Everything goes horribly wrong, of course, leading to many hilarious scenes, perhaps best of all the one where David tries to convince casino owner Gary Marshall to give them back their lost nest egg.
Eventually they’re reduced to getting such jobs as crossing guard and fast food cashier. Do they give up their dream? After all their hardships? Which really only amounted to like two weeks, if that? Well, I’d hate to give it away, but…
It’s a little disconcerting, but the third act of Lost In America, in which our heroes tear ass to NYC, lasts exactly as long as it takes Sinatra to sing “New York, New York.”
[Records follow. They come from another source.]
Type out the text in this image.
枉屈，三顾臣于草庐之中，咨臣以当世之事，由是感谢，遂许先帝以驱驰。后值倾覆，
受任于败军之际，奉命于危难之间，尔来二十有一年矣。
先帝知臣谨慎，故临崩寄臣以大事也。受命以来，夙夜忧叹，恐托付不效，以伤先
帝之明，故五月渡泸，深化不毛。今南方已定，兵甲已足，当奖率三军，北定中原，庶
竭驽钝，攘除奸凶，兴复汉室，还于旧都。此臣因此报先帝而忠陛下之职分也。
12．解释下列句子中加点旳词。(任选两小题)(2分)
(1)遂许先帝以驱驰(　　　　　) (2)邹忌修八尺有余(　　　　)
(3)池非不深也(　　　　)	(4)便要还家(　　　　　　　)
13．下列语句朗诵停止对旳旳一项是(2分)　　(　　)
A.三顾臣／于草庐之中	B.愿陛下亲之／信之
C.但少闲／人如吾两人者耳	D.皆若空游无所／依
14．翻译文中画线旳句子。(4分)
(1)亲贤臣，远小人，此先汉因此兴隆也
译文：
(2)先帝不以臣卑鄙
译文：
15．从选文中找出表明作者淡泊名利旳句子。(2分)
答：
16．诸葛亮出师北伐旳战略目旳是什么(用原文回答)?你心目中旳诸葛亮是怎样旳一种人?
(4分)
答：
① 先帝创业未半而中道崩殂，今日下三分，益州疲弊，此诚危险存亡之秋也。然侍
Here’s the thing about Lost In America. It seems like a comedy. It’s funny, it’s over-the-top, it’s got comedy structure, it stars comedy actors (and by the way, Julie Hagerty must be the most underappreciated comedic actress of the decade. In this and Airplane! she’s fantastic). For all intents and purposes, it’s a comedy. Only then you think about it a little. Thematically, it’s about the emptiness of Reagan-era greed, of yuppies unhappy with their money-centric world who want to be free the way the ‘60s icons of their childhood seemed free. They want to be Wyatt and Billy. They always did, but never had the guts.
And then what happens? At the first sign of adversity they call it quits and run back to their empty, unhappy world of shallow greed, and it’s played like a happy ending. Albert Brooks the character may have forgotten the end of Easy Rider, but not Albert Brooks the filmmaker. Lost In America is really no more upbeat than its inspiration.
Is the freedom found on the open American road nothing more than an illusion? Are we trapped no matter how fast we drive? One of these movies is an inspiration. The other is a comedy. They come to similar conclusions. Best to keep driving and think about something else…
Road movie with fewer than two characters: Brown Bunny.
I thought there were some amazing parallels in the way the storytelling and the main characters’ existential “drive” were working in Jack Kerouac’s book On The Road and in Easy Rider. In both we watch some relentless gravitational pull of the main characters towards SOMEWHERE and SOMETHING and yet, at the very same time both, On the Road and Easy Rider ooze the feeling of we-are-not-getting-anywhere. That per se I considered the basic and immanent dilemma of America and to make it palpable and plausible in any form of art is both difficult and full of merit.
When I first wached Easy Rider as a very young girl, I could not help a strange feeling of stomache tightness that did not leave me until the cruel end. I had not read or heard anything before about the film, so I assume my senses picked up that hidden feel of doom and translated it into my anxiety. And if that’s so, then I guess the film was better done and maybe conceived than it might appear.
Anyway, will have to rewatch it soon to find out if there has been any change in my perception of the film (and of America’s reality) since my last visit …
Definitely worth re-visiting. I’d only watched it once in high school before watching it again (semi)recently. It’s a great movie. And yes, an unease permeates it. As cool as these guys are, zipping around the country on their cycles, they have no real destination in mind. Movement is the only goal.